Let's begin by selecting a hyperlink to test.

In [2]:
# Select a Kickstarter project page
hyperlink = 'https://www.kickstarter.com/projects/1799891707/ghost-huntin' + \
    'g-team-and-equipment?ref=recommended'

Next, let's scrape the HTML content from the project page and then parse it. I elected to use the `lxml` parser, in addition to utilizing `response.text` over `response.contents` as these choices yield faster parsing.

In [3]:
# Scrape the project page
scraped_html = requests.get(hyperlink)

# Parse the HTML content using an lxml parser
soup = BeautifulSoup(scraped_html.text, 'lxml')

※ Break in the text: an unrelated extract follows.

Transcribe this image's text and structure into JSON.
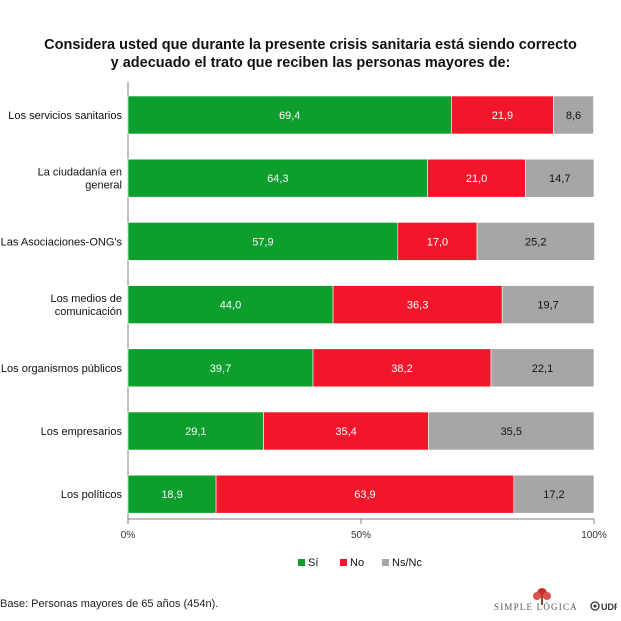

Next, let's define functions to a) extract the two campaign sections and b) clean up the text.

In [4]:
def clean_up(messy_text):        
    """Clean up the text of a campaign section by removing unnecessary and
    extraneous content
    
    Args:
        messy_text (str): the raw text from a campaign section
    
    Returns:
        a string containing the cleaned text"""
    
    # Remove line breaks, leading and trailing whitespace, and compress all
    # whitespace to a single space
    clean_text = ' '.join(messy_text.split()).strip()
    
    # Remove the HTML5 warning for videos
    return clean_text.replace(
        "You'll need an HTML5 capable browser to see this content. " + \
        "Play Replay with sound Play with sound 00:00 00:00",
        ''
    )

In [5]:
def get_campaign(soup):
    """Extract the two campaign sections, "About this project" and "Risk and
    challenges", of a Kickstarter project
    
    Args:
        soup (soup object): parsed HTML content of a Kickstarter project page
    
    Returns:
        a dictionary of 2 strings containing each campaign section"""
    
    # Collect the "About this project" section if available
    try:
        section1 = soup.find(
            'div',
            class_='full-description js-full-description responsive-media ' + \
                'formatted-lists'
        ).get_text(' ')
    except AttributeError:
        section1 = 'section_not_found'
    
    # Collect the "Risks and challenges" section if available, and remove #
    # unnecessary text
    try:
        section2 = soup.find(
            'div', 
            class_='mb3 mb10-sm mb3 js-risks'
        ) \
            .get_text(' ') \
            .replace('Risks and challenges', '') \
            .replace('Learn about accountability on Kickstarter', '')
    except AttributeError:
        section2 = 'section_not_found'
    
    # Clean up both sections and return them in a dictionary
    return {'about': clean_up(section1), 'risks': clean_up(section2)}

Finally, let's test the extraction function on the parsed HTML.

In [6]:
# Display the `About this project` section
campaign = get_campaign(soup)
campaign['about']

'Hello, my name is cayden. I started this kickstarter thing so me and my friend could follow our dreams and be ghost hunters. THIS IS NOT A SCAM. We are serious about this im not gonna bullshit you guys, we already have some evps recorded and some haunted places to go to, we just need better film equipment like cameras and recorders etc. When we meet our goal we will start a youtube channel where we can give back to who gave to us, we will put of quality content. So please consider donating even a dollar either way were gonna continue to do this reguardless of funding. Most people get on here like oh yea hey gimmie money for some bs. We are serious about this and would love to have more people come with us!'

In [7]:
# Display the `Risks and challenges` section
campaign['risks']

"There aren't any bro lbvs. like either we get the $ and can start making videos or we don't either way we still going to try and do this, this is what we really wanna do!"

It looks like this scraping and parsing strategy is good to go!